|Title||Local Ion Signatures (LIS) for the examination of comprehensive two-dimensional gas chromatography applied to fire debris analysis|
|Author(s)||Lopatka, Martin; Sampat, Andjoe A.; Jonkers, Steffan; Adutwum, Lawrence A.; Mol, Hans G.J.; Weg, Guido van der; Harynuk, James J.; Schoenmakers, Peter J.; Asten, Arian van; Sjerps, Marjan J.; Vivó-Truyols, Gabriel|
|Source||Forensic Chemistry 3 (2017). - ISSN 2468-1709 - p. 1 - 13.|
|Department(s)||BU Contaminants & Toxins|
|Publication type||Refereed Article in a scientific journal|
|Keyword(s)||Chemometrics - Comprehensive two-dimensional gas chromatography (GC × GC–MS) - Fire Debris Analysis (FDA) - Likelihood ratio (LR) - Local Ion Signature (LIS)|
Forensic examination of fire debris evidence is a notoriously difficult analytical task due to the complexity and variability of sample composition. The use of comprehensive two-dimensional gas chromatography with mass spectrometry detection (GC × GC–MS) allows the coupling of orthogonal retention mechanisms and therefore a high peak capacity.

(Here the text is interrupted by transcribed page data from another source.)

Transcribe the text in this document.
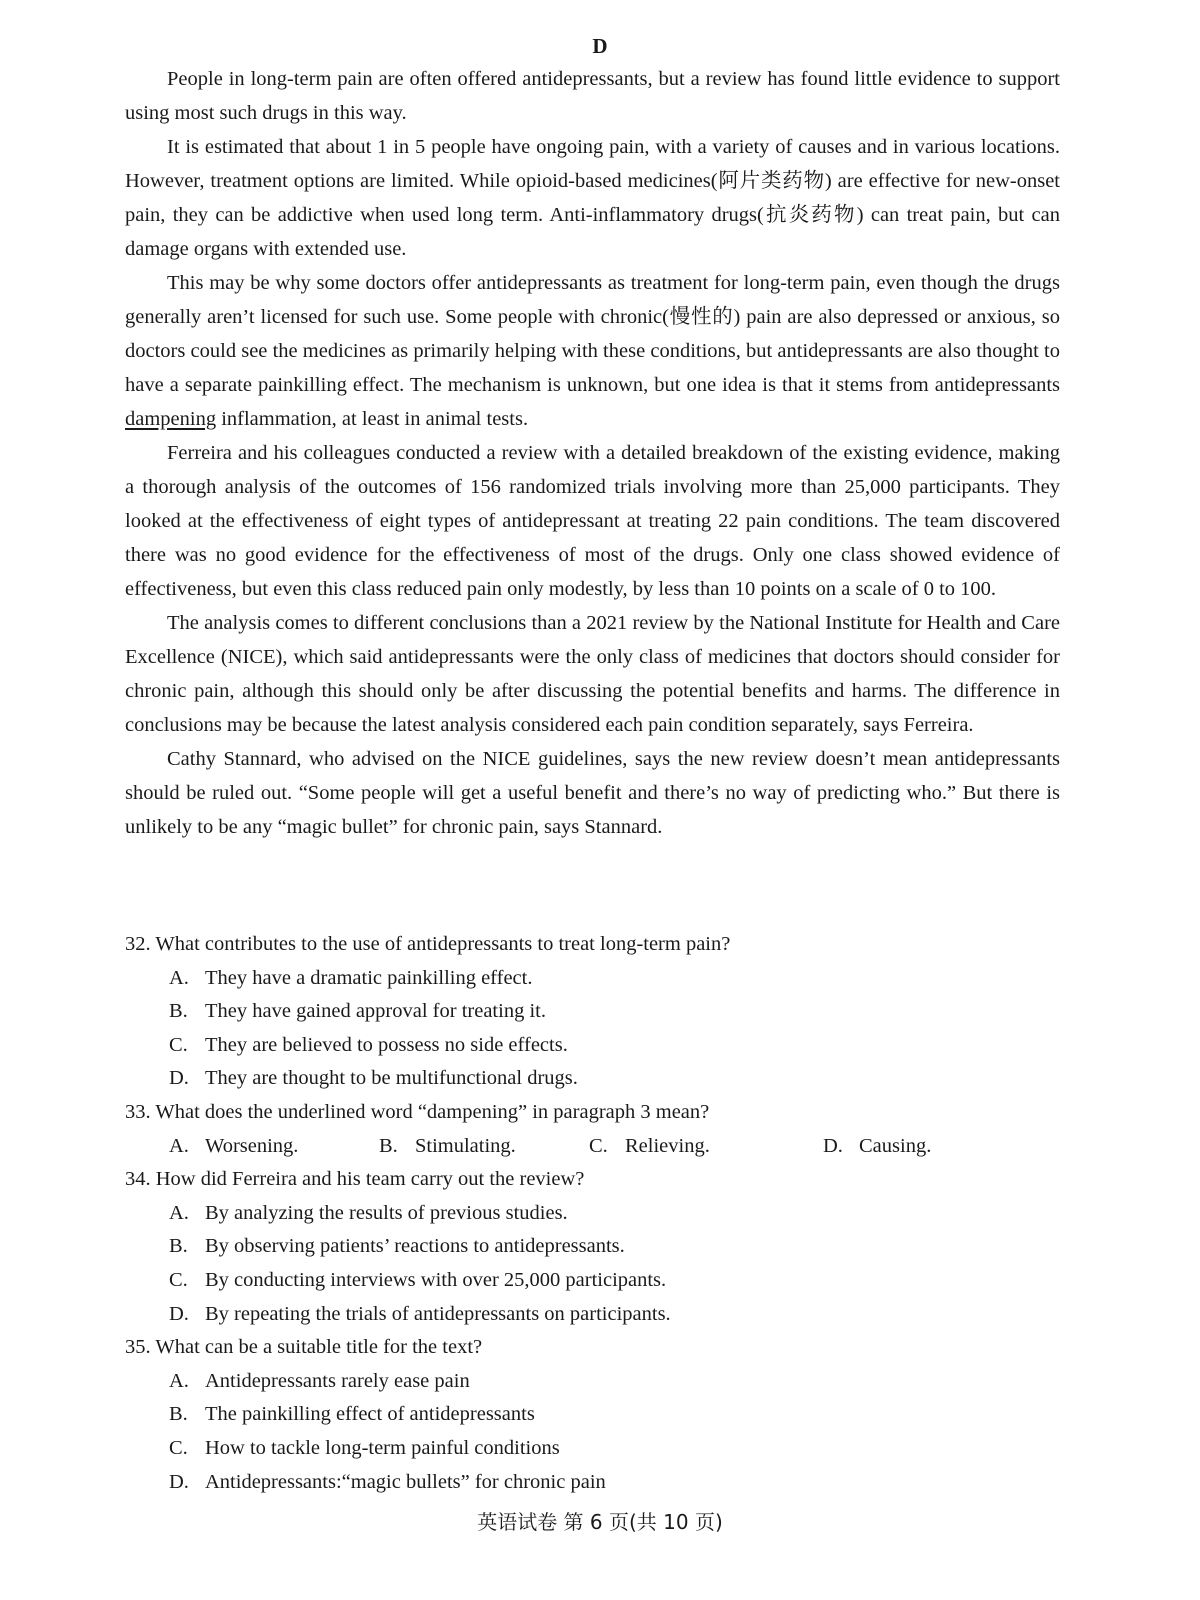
D

People in long-term pain are often offered antidepressants, but a review has found little evidence to support using most such drugs in this way.

It is estimated that about 1 in 5 people have ongoing pain, with a variety of causes and in various locations. However, treatment options are limited. While opioid-based medicines(阿片类药物) are effective for new-onset pain, they can be addictive when used long term. Anti-inflammatory drugs(抗炎药物) can treat pain, but can damage organs with extended use.

This may be why some doctors offer antidepressants as treatment for long-term pain, even though the drugs generally aren’t licensed for such use. Some people with chronic(慢性的) pain are also depressed or anxious, so doctors could see the medicines as primarily helping with these conditions, but antidepressants are also thought to have a separate painkilling effect. The mechanism is unknown, but one idea is that it stems from antidepressants dampening inflammation, at least in animal tests.

Ferreira and his colleagues conducted a review with a detailed breakdown of the existing evidence, making a thorough analysis of the outcomes of 156 randomized trials involving more than 25,000 participants. They looked at the effectiveness of eight types of antidepressant at treating 22 pain conditions. The team discovered there was no good evidence for the effectiveness of most of the drugs. Only one class showed evidence of effectiveness, but even this class reduced pain only modestly, by less than 10 points on a scale of 0 to 100.

The analysis comes to different conclusions than a 2021 review by the National Institute for Health and Care Excellence (NICE), which said antidepressants were the only class of medicines that doctors should consider for chronic pain, although this should only be after discussing the potential benefits and harms. The difference in conclusions may be because the latest analysis considered each pain condition separately, says Ferreira.

Cathy Stannard, who advised on the NICE guidelines, says the new review doesn’t mean antidepressants should be ruled out. “Some people will get a useful benefit and there’s no way of predicting who.” But there is unlikely to be any “magic bullet” for chronic pain, says Stannard.

32. What contributes to the use of antidepressants to treat long-term pain?

A. They have a dramatic painkilling effect.

B. They have gained approval for treating it.

C. They are believed to possess no side effects.

D. They are thought to be multifunctional drugs.

33. What does the underlined word “dampening” in paragraph 3 mean?

A. Worsening.	B. Stimulating.	C. Relieving.	D. Causing.

34. How did Ferreira and his team carry out the review?

A. By analyzing the results of previous studies.

B. By observing patients’ reactions to antidepressants.

C. By conducting interviews with over 25,000 participants.

D. By repeating the trials of antidepressants on participants.

35. What can be a suitable title for the text?

A. Antidepressants rarely ease pain

B. The painkilling effect of antidepressants

C. How to tackle long-term painful conditions

D. Antidepressants:“magic bullets” for chronic pain

英语试卷 第 6 页(共 10 页)
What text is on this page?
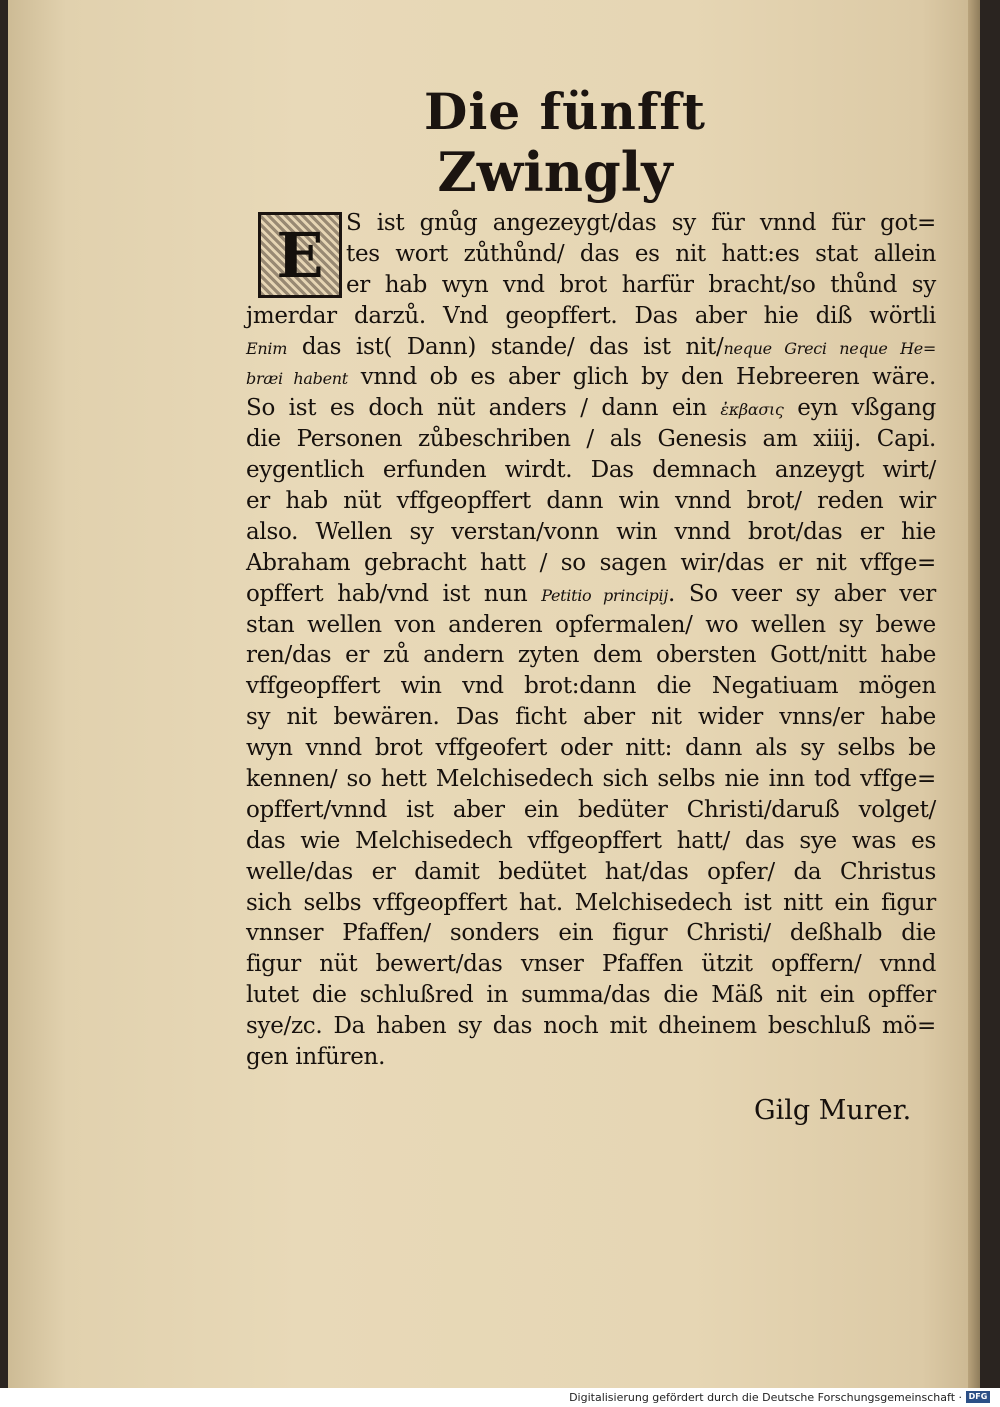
Die fünfft
Zwingly
E S ist gnůg angezeygt/das sy für vnnd für got=
tes wort zůthůnd/ das es nit hatt:es stat allein
er hab wyn vnd brot harfür bracht/so thůnd sy
jmerdar darzů. Vnd geopffert. Das aber hie diß wörtli
Enim das ist( Dann) stande/ das ist nit/neque Greci neque He=
bræi habent vnnd ob es aber glich by den Hebreeren wäre.
So ist es doch nüt anders / dann ein ἐκβασις eyn vßgang
die Personen zůbeschriben / als Genesis am xiiij. Capi.
eygentlich erfunden wirdt. Das demnach anzeygt wirt/
er hab nüt vffgeopffert dann win vnnd brot/ reden wir
also. Wellen sy verstan/vonn win vnnd brot/das er hie
Abraham gebracht hatt / so sagen wir/das er nit vffge=
opffert hab/vnd ist nun Petitio principij. So veer sy aber ver
stan wellen von anderen opfermalen/ wo wellen sy bewe
ren/das er zů andern zyten dem obersten Gott/nitt habe
vffgeopffert win vnd brot:dann die Negatiuam mögen
sy nit bewären. Das ficht aber nit wider vnns/er habe
wyn vnnd brot vffgeofert oder nitt: dann als sy selbs be
kennen/ so hett Melchisedech sich selbs nie inn tod vffge=
opffert/vnnd ist aber ein bedüter Christi/daruß volget/
das wie Melchisedech vffgeopffert hatt/ das sye was es
welle/das er damit bedütet hat/das opfer/ da Christus
sich selbs vffgeopffert hat. Melchisedech ist nitt ein figur
vnnser Pfaffen/ sonders ein figur Christi/ deßhalb die
figur nüt bewert/das vnser Pfaffen ützit opffern/ vnnd
lutet die schlußred in summa/das die Mäß nit ein opffer
sye/zc. Da haben sy das noch mit dheinem beschluß mö=
gen infüren.
Gilg Murer.
Digitalisierung gefördert durch die Deutsche Forschungsgemeinschaft · DFG
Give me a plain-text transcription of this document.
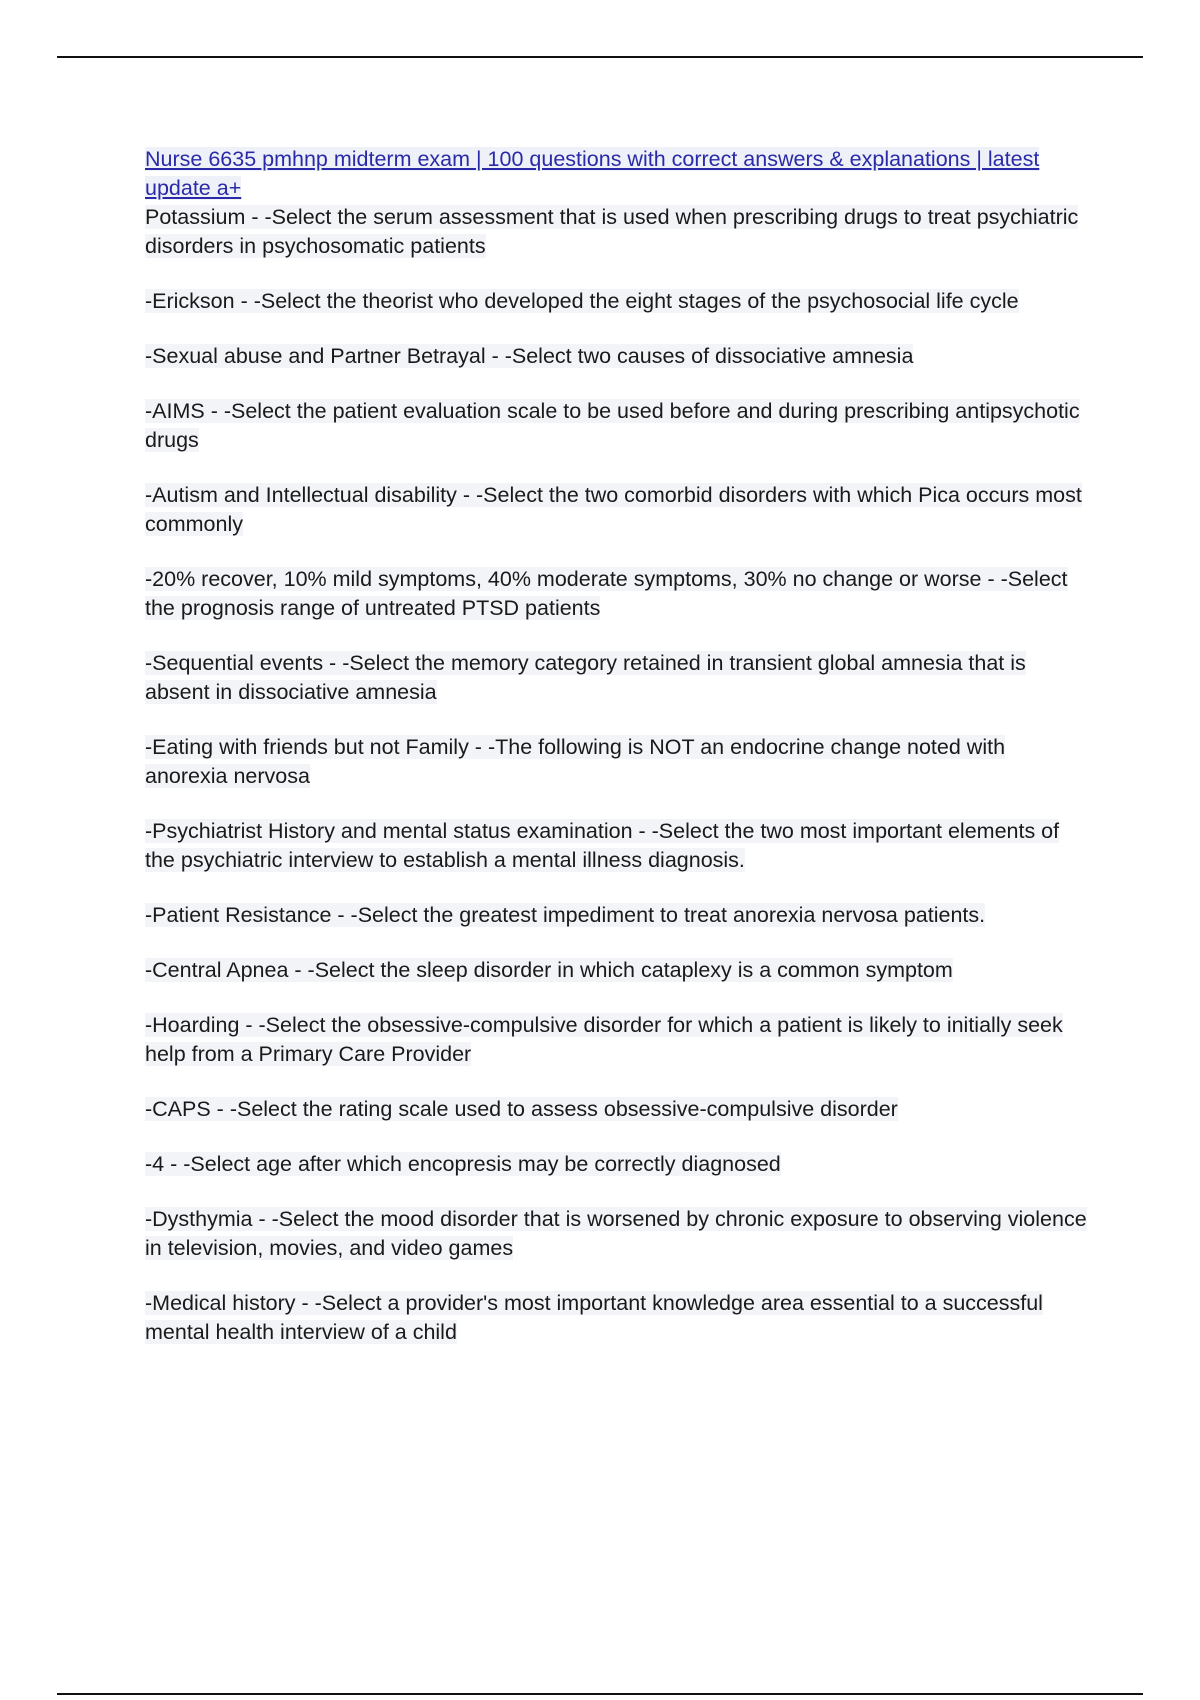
Nurse 6635 pmhnp midterm exam | 100 questions with correct answers & explanations | latest update a+

Potassium - -Select the serum assessment that is used when prescribing drugs to treat psychiatric disorders in psychosomatic patients

-Erickson - -Select the theorist who developed the eight stages of the psychosocial life cycle

-Sexual abuse and Partner Betrayal - -Select two causes of dissociative amnesia

-AIMS - -Select the patient evaluation scale to be used before and during prescribing antipsychotic drugs

-Autism and Intellectual disability - -Select the two comorbid disorders with which Pica occurs most commonly

-20% recover, 10% mild symptoms, 40% moderate symptoms, 30% no change or worse - -Select the prognosis range of untreated PTSD patients

-Sequential events - -Select the memory category retained in transient global amnesia that is absent in dissociative amnesia

-Eating with friends but not Family - -The following is NOT an endocrine change noted with anorexia nervosa

-Psychiatrist History and mental status examination - -Select the two most important elements of the psychiatric interview to establish a mental illness diagnosis.

-Patient Resistance - -Select the greatest impediment to treat anorexia nervosa patients.

-Central Apnea - -Select the sleep disorder in which cataplexy is a common symptom

-Hoarding - -Select the obsessive-compulsive disorder for which a patient is likely to initially seek help from a Primary Care Provider

-CAPS - -Select the rating scale used to assess obsessive-compulsive disorder

-4 - -Select age after which encopresis may be correctly diagnosed

-Dysthymia - -Select the mood disorder that is worsened by chronic exposure to observing violence in television, movies, and video games

-Medical history - -Select a provider's most important knowledge area essential to a successful mental health interview of a child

We demonstrate recent innovations in combining chemometric techniques for data reduction and feature selection, with evaluation of the evidence for forensic questions pertaining to the detection and subsequent classification of ignitable liquid residue (ILR) in fire debris samples. Chromatograms are divided into non-overlapping spatially delimited regions; for each of these regions a Local Ion Signature (LIS) is computed by summing the intensities, per nominal mass/charge over all points contained within each region. This yields a reduced feature space representing the original data as a set of consolidated ion traces. Subsequent feature selection is performed by evaluating the individual efficacy of each feature using a univariate score-based likelihood ratio (LR) approach for discriminating between pairs of same or different type samples. The retained features are used to model each ILR class using linear discriminant analysis (LDA). Results are demonstrated for 155 arson samples containing a diversity of substrate compounds and several known ignitable liquids. ILR detection is performed at 84% accuracy with fewer than 1% false positives followed by subsequent classification. Likelihood ratio distributions are presented referring to both detection and classification tasks.